Kimileri göbeklerini büyütüyor, kimileri de, öfkelerini... (resim internetten alıntı)


Bizim çocukluğumuz diye başlayacağım...Gençler burun kıvıracak  , hepsi değil  illa ki...  Evet bizim çocukluğumuzda,  sokakta bir şey yemek ayıptı, büyükler  zaten  yemezlerdi,ancak yazlık sinemalarda , çekirdek, dondurma, gazoz gibi  çoğunluğun  bütçesi dahilinde olan  yiyecek içecekleri çocukları ile birlikte yer,içerlerdi. Çocuklar sokakta oynarken yağ-ekmek veya pekmez-ekmek yerler  birbirleri ile bölüşürlerdi. Günümüzde günün her saatinde büyük-küçük  sokakta  herkes bir şeyler yiyor içiyor.  Geleneklerimize  göre "göz hakkı"  diye bir kavram vardır.  Dinimizde de, yardım ve paylaşma  önemli  bir konudur.  Her  konuda olduğu gibi bizden başkasını adeta yok sayma  alışkanlığı giderek  korkunç bir şekilde yaygınlaşıyor.  Kur'an' da  bahsedilen;  ana- baba, kardeş, eşin  birbirinden kaçacağı  kıyamet gününe  hazırlık yapıyoruz sanki...  Yaşlılarımızın "nefsi-nefsine bir dünya"  diye sık sık yineledikleri bir dünyada yaşıyoruz.

Tüketim çılgınlığı  deniliyor ya , alış-veriş merkezlerinde  bu kavramın doğruluğunu  gözünüzle izliyor ve ister istemez düşünüyorsunuz,  kredi kartlarını  hesapsızca kullananları... Emekli maaşımın bir kısmını çektikten sonra  anneme yakın olan Özdilek alış veriş merkezine " dolaşmak" niyetiyle girdim. Cebimdeki paranın tümünü  harcasam  yine de bütün albenisi ile  vitrinleri süsleyen yiyecek-giyecek-elektronik eşyadan gönlümden geçenleri  karşılamam mümkün değil. İnsan nefsi her şeyi ister ama bizler  harcama gücü dışında  tüketim   yapılmaması konusunda   eğitildik. Ayağımızı yorgana göre uzattık,hep.  İhtiyacım olan botu bile,  hemen alma cesareti gösteremedim bu öğretinin etkisi ile. Ekrandaki reklamlar, alış veriş merkezlerindeki  "cıngıllı"  nesneler, pek çok  doyumsuz insanımızın  aklını almaya yetiyor... 

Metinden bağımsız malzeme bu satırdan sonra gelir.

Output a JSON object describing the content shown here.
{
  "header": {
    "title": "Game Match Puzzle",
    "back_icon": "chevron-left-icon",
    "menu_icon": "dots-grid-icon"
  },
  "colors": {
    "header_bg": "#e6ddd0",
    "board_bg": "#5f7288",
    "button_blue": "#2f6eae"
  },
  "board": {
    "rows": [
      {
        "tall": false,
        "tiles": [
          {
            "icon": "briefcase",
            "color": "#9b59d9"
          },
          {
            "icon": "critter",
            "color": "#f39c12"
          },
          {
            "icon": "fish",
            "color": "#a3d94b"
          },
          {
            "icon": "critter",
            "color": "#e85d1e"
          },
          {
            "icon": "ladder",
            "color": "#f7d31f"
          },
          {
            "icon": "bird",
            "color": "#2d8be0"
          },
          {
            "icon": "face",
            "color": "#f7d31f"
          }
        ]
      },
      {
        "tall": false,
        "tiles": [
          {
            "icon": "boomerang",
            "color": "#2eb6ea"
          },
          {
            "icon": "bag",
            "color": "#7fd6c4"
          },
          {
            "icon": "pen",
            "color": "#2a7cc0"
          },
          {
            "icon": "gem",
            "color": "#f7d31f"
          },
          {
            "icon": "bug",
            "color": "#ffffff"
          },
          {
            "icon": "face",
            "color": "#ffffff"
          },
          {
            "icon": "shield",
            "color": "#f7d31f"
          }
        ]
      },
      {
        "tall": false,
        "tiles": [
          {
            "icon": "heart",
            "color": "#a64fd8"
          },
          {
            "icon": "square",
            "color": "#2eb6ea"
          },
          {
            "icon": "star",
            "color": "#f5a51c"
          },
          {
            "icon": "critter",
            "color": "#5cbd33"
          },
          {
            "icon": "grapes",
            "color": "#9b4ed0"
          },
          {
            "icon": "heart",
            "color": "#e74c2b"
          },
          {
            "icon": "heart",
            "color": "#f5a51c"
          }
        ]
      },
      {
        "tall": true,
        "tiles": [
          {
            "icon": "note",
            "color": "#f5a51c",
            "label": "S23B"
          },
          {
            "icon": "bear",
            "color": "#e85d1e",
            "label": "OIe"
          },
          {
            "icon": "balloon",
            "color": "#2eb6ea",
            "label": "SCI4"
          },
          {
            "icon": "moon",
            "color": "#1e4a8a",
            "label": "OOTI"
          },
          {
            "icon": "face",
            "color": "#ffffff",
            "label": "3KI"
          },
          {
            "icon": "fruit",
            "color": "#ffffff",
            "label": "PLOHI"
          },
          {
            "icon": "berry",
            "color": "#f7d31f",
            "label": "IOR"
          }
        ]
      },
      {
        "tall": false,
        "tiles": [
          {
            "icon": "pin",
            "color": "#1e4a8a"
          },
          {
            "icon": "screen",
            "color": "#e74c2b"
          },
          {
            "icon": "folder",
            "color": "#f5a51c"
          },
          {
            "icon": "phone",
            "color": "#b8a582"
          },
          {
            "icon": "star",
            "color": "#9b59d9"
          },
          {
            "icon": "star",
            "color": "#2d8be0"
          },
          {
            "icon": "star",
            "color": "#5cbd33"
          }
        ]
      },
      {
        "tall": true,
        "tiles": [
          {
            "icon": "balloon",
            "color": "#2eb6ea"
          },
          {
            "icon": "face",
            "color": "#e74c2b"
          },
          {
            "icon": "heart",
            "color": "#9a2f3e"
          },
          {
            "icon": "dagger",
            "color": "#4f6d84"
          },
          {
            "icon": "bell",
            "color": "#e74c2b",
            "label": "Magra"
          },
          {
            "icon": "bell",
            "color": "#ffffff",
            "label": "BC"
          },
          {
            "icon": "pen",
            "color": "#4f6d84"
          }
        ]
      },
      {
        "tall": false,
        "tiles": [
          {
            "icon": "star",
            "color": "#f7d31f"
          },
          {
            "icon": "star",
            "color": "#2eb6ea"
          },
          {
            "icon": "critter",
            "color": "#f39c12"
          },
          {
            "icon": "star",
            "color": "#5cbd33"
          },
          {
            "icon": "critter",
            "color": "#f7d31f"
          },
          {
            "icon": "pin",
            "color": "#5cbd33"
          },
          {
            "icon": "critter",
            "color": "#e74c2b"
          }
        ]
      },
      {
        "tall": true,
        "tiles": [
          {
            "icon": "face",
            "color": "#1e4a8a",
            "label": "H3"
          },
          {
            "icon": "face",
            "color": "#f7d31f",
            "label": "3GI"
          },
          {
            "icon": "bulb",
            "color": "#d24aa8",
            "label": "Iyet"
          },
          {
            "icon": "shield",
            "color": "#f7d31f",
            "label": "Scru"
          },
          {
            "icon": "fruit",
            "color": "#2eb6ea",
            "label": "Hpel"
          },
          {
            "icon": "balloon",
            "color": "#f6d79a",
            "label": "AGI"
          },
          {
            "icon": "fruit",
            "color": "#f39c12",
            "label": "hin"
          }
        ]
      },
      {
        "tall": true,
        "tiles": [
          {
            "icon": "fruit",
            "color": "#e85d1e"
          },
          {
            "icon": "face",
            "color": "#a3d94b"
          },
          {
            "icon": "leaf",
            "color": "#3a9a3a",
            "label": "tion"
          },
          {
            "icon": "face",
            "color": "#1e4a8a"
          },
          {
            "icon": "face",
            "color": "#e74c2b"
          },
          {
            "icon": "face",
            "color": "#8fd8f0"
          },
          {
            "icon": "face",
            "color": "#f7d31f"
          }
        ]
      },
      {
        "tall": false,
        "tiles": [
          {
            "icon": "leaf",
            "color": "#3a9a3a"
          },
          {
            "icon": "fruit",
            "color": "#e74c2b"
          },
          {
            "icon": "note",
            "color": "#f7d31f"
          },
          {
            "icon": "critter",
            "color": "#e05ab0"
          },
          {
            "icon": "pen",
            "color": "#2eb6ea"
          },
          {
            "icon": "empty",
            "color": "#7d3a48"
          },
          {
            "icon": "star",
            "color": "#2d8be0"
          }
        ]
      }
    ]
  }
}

Reklamları denetleyen yok mudur  bilmiyorum...  Hele yiyecek reklamlarını.   Alım gücü olmayan  ailelerin,  çocukları  karşısında  ne durumda olabilecekleri hiç düşünülmez mi acaba...  Çocuk bu,  büyükler bile imrenirken onun canı çekmez mi.  Çukulata reklamının,   ağız ve dişler arasında  afiyetle"götürülen"  bir  görüntü ile yapılması şart mıdır.   Benzer şekilde  peynir,  bisküvi, salam, sucuk  reklamları...   Kadir Çöpdemir'in yaptığı sucuk reklamını izleyen  alım gücü sınırlı bir ailenin   çocuğunun  ruh haline,  onun  ruhunda esen isyan rüzgarına ve o rüzgarın yıkımlarına aldırış eden bir yetkili yok mu diye seslenmek istiyorum buradan...

Bir de yenilerde,  henüz yaşını tamamlamış olduğunu tahmin ettiğim  bir bebekle yapılan , Vodafone'un reklamı  var.  Bugün   eşime  "Neredeyse anasının karnında  bilgisayar  bağımlısı yapacaklar çocukları" diyerek, bu konudaki hassasiyetimi dile getirdim.

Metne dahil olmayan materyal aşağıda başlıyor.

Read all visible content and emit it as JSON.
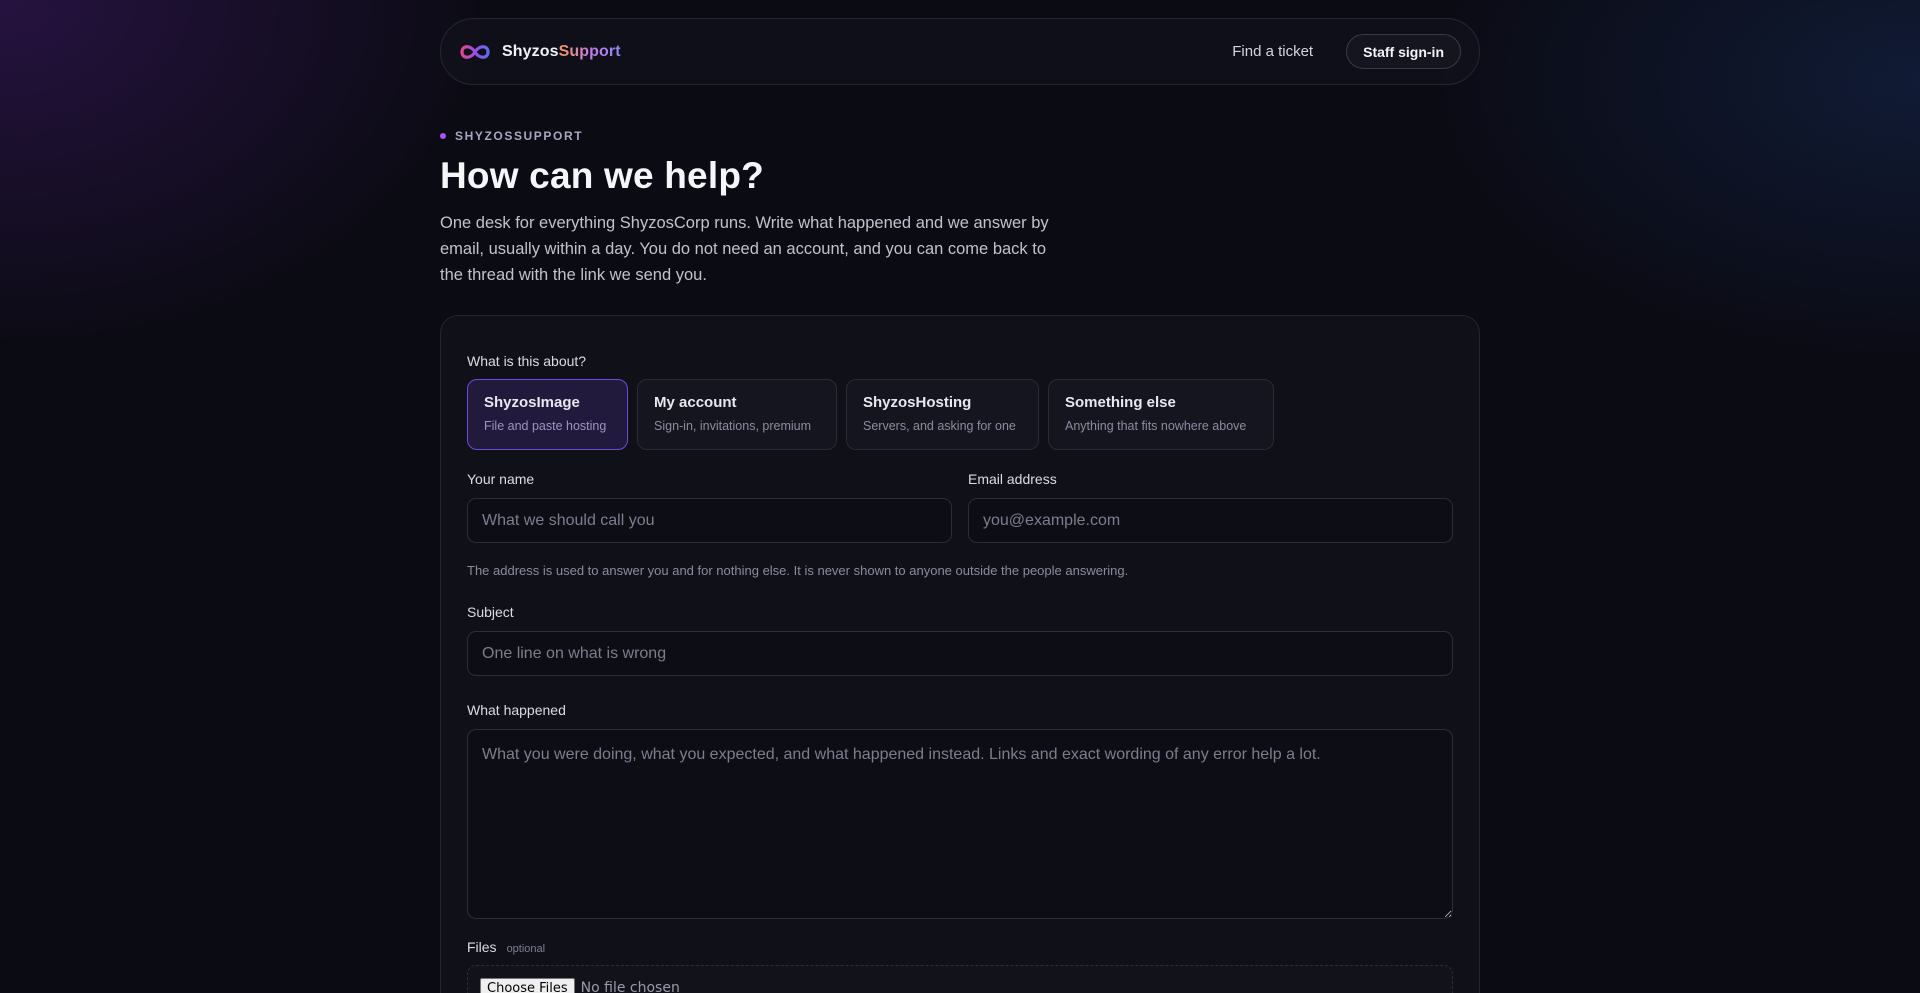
{
  "brand": {
    "name_part1": "Shyzos",
    "name_part2": "Support",
    "logo_icon": "infinity-icon"
  },
  "nav": {
    "find_ticket": "Find a ticket",
    "staff_signin": "Staff sign-in"
  },
  "hero": {
    "eyebrow": "SHYZOSSUPPORT",
    "title": "How can we help?",
    "description": "One desk for everything ShyzosCorp runs. Write what happened and we answer by email, usually within a day. You do not need an account, and you can come back to the thread with the link we send you."
  },
  "form": {
    "topic_label": "What is this about?",
    "topics": [
      {
        "title": "ShyzosImage",
        "subtitle": "File and paste hosting",
        "selected": true
      },
      {
        "title": "My account",
        "subtitle": "Sign-in, invitations, premium",
        "selected": false
      },
      {
        "title": "ShyzosHosting",
        "subtitle": "Servers, and asking for one",
        "selected": false
      },
      {
        "title": "Something else",
        "subtitle": "Anything that fits nowhere above",
        "selected": false
      }
    ],
    "name_label": "Your name",
    "name_placeholder": "What we should call you",
    "email_label": "Email address",
    "email_placeholder": "you@example.com",
    "email_hint": "The address is used to answer you and for nothing else. It is never shown to anyone outside the people answering.",
    "subject_label": "Subject",
    "subject_placeholder": "One line on what is wrong",
    "body_label": "What happened",
    "body_placeholder": "What you were doing, what you expected, and what happened instead. Links and exact wording of any error help a lot.",
    "files_label": "Files",
    "files_optional": "optional",
    "choose_files": "Choose Files",
    "no_file": "No file chosen"
  },
  "colors": {
    "accent": "#a855f7",
    "selected_border": "#6d4bd8",
    "background": "#0b0b14"
  }
}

Doğru olanı  ver,  geleneklerimize,  insana yakışır olanı ver,  kitap, sinema,tiyatro  reklamı  ver, bilime teknolojiye , araştırmaya sorgulamaya  özendir biraz da...

Pisa(uluslararası öğrenci değerlendirme programı) sonuçlarına göre,  64  ülke arasında Türkiye   neden  44.dersiniz...  Uzak doğu ülkeleri  olan Japonya, Kore, Çin  neden ilk sıralarda...Oralarda  eğitim  herşeyden  önce geliyor çünkü. Eğitim  önce ailede sonra okulda  veriliyor, sonra da televizyon gibi yaygın iletişim araçları ile pekiştiriliyor buralarda.   Toyoto'nun sahibi,  Sabancı'nın "atlı köşk'ünü görünce rahmetli Sabancı'ya ,  "Burada kaç kişi kalıyor"diye sormuş. "Sadece bizim aile" cevabı karşısında şaşırmış , kendisinin  60 metre karelik evde yaşadığını söylemiş... Bizde;  insanlara,  aklına yeteneğine göre değil,  bankadaki  hesabına göre değer biçiliyor. Fark buradan  kaynaklanıyor...

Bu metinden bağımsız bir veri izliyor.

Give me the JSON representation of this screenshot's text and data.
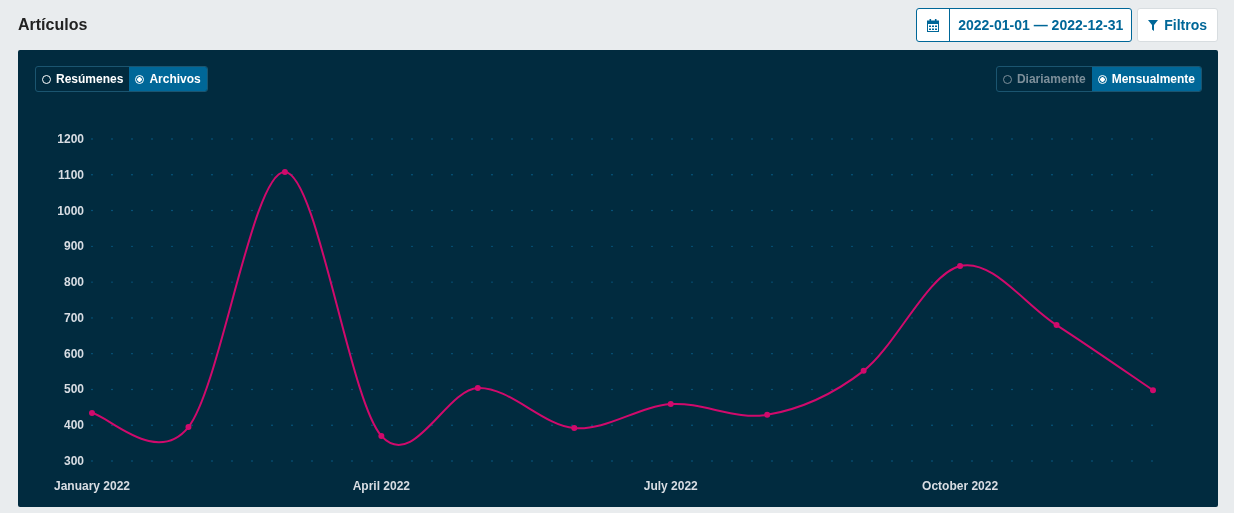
{
  "header": {
    "title": "Artículos",
    "date_range": "2022-01-01 — 2022-12-31",
    "filters_button": "Filtros"
  },
  "chart_panel": {
    "type_toggle": [
      {
        "label": "Resúmenes",
        "selected": false,
        "disabled": false
      },
      {
        "label": "Archivos",
        "selected": true,
        "disabled": false
      }
    ],
    "interval_toggle": [
      {
        "label": "Diariamente",
        "selected": false,
        "disabled": true
      },
      {
        "label": "Mensualmente",
        "selected": true,
        "disabled": false
      }
    ],
    "chart_data": {
      "type": "line",
      "categories": [
        "January 2022",
        null,
        null,
        "April 2022",
        null,
        null,
        "July 2022",
        null,
        null,
        "October 2022",
        null,
        null
      ],
      "series": [
        {
          "color": "#d00a6c",
          "marker": true,
          "values": [
            434,
            395,
            1108,
            370,
            504,
            392,
            459,
            429,
            552,
            845,
            680,
            498
          ]
        }
      ],
      "ylim": [
        300,
        1200
      ],
      "yticks": [
        300,
        400,
        500,
        600,
        700,
        800,
        900,
        1000,
        1100,
        1200
      ]
    }
  }
}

Ekranda  reklamlar başlayınca sesi sıfırlamak gibi bir alışkanlık edindim,   size de öneririm...  Hem sesiz izleyince çok komik oluyor  doğrusu,  eğleniyorum;  jest ve mimikler  insanın  duygularını  iç dünyasını birebir yansıtıyor."Vücut dili " denilen  olgunun önemini anlıyor insan .Ağzımız ne söylerse söylesin,  eğer  başarılı bir tiyatro,sinema oyuncusunun  yeteneğine sahip değilsek  karşımızdaki  aslında bizim ne söylemek istediğimizi çok net algılıyor. "El   ariftir" denilir ya...Konulu reklamlardaki  oyuncular, filmlerdeki kadar  özenli "oynamıyorlar" rollerini.  Örneğin Çağla Şikel  yumuşatıcı reklamında, iki çocuğu ile mutlu bir ailenin annesi, çamaşırlarını özenle yıkayan , çocukları ile çok ilgili bir  anne  imajı yaratma konusunda bence hiç de inandırıcı değil...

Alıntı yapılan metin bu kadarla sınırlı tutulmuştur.